More or less. Because the stories keep coming back: how a potential wife ultimately had to scrub the toilets on her knees with a toothbrush because she looked at Tom the wrong way. How the wife of David Miscavige, the head of the church, has not been seen in person since 2007. What also doesn't help is a video of Tom himself, still available on YouTube, in which he describes Scientologists as the saviors of the world: ‘People out there are depending on us.’ Tom was probably off his meds that day, because as the video progresses, he starts to ramble more (‘We are the authorities of the mind’) and it goes from mildly entertaining to downright uncomfortable.
“I. Am. Not. Making. This. Up.”
Not so strange when you consider that Scientology sprang from the brain of a failed science fiction writer. Author L. Ron Hubbard made a bet in a bar during tough times: that there was more money to be made with religion than with writing novels. The rest is history. And that history goes like this:
75 trillion years ago, the dictator Xenu ruled over a Galactic Confederation. He thought his planets were quite overpopulated, so he sent the surplus frozen in ice blocks in spaceships to Earth, and dumped them there in a volcano. The aliens died an unpleasant death in that volcano and their souls ascended into the air. Xenu had machines ready to brainwash the bewildered souls. After that, he released them again on Earth, where they attached themselves to the Neanderthals who were just busy clubbing a buffalo to death and discovering fire or something like that. And that’s where all our problems come from today.

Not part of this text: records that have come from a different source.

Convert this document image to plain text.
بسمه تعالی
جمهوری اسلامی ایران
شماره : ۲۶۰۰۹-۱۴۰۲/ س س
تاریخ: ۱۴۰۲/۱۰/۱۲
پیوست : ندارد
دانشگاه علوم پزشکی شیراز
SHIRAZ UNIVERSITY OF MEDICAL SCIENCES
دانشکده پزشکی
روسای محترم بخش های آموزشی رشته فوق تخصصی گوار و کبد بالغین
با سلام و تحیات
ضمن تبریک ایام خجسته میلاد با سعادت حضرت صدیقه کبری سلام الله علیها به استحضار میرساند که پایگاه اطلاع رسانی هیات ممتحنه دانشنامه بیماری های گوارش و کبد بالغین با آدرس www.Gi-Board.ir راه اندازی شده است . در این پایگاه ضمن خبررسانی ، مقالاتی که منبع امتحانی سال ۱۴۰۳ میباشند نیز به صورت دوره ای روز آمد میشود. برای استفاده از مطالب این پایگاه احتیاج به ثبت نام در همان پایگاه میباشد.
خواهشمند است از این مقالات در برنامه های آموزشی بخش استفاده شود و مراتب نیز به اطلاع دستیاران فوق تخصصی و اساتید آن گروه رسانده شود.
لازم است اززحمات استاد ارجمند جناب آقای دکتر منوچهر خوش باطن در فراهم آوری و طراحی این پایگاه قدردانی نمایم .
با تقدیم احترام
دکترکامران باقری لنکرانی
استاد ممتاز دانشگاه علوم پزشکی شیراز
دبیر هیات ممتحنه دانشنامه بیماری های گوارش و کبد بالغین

I. Am. Not. Making. This. Up.
But don't just take my word – or Leah's, a new episode next week – for it and watch the documentary Going Clear: Scientology and the Prison of Belief. Awarded three Emmy Awards and one of the most viewed documentaries on HBO ever.
Finally, in 2017, the documentary My Scientology Movie by the incomparable Louis Theroux will be released. The tea and cookies are already ready.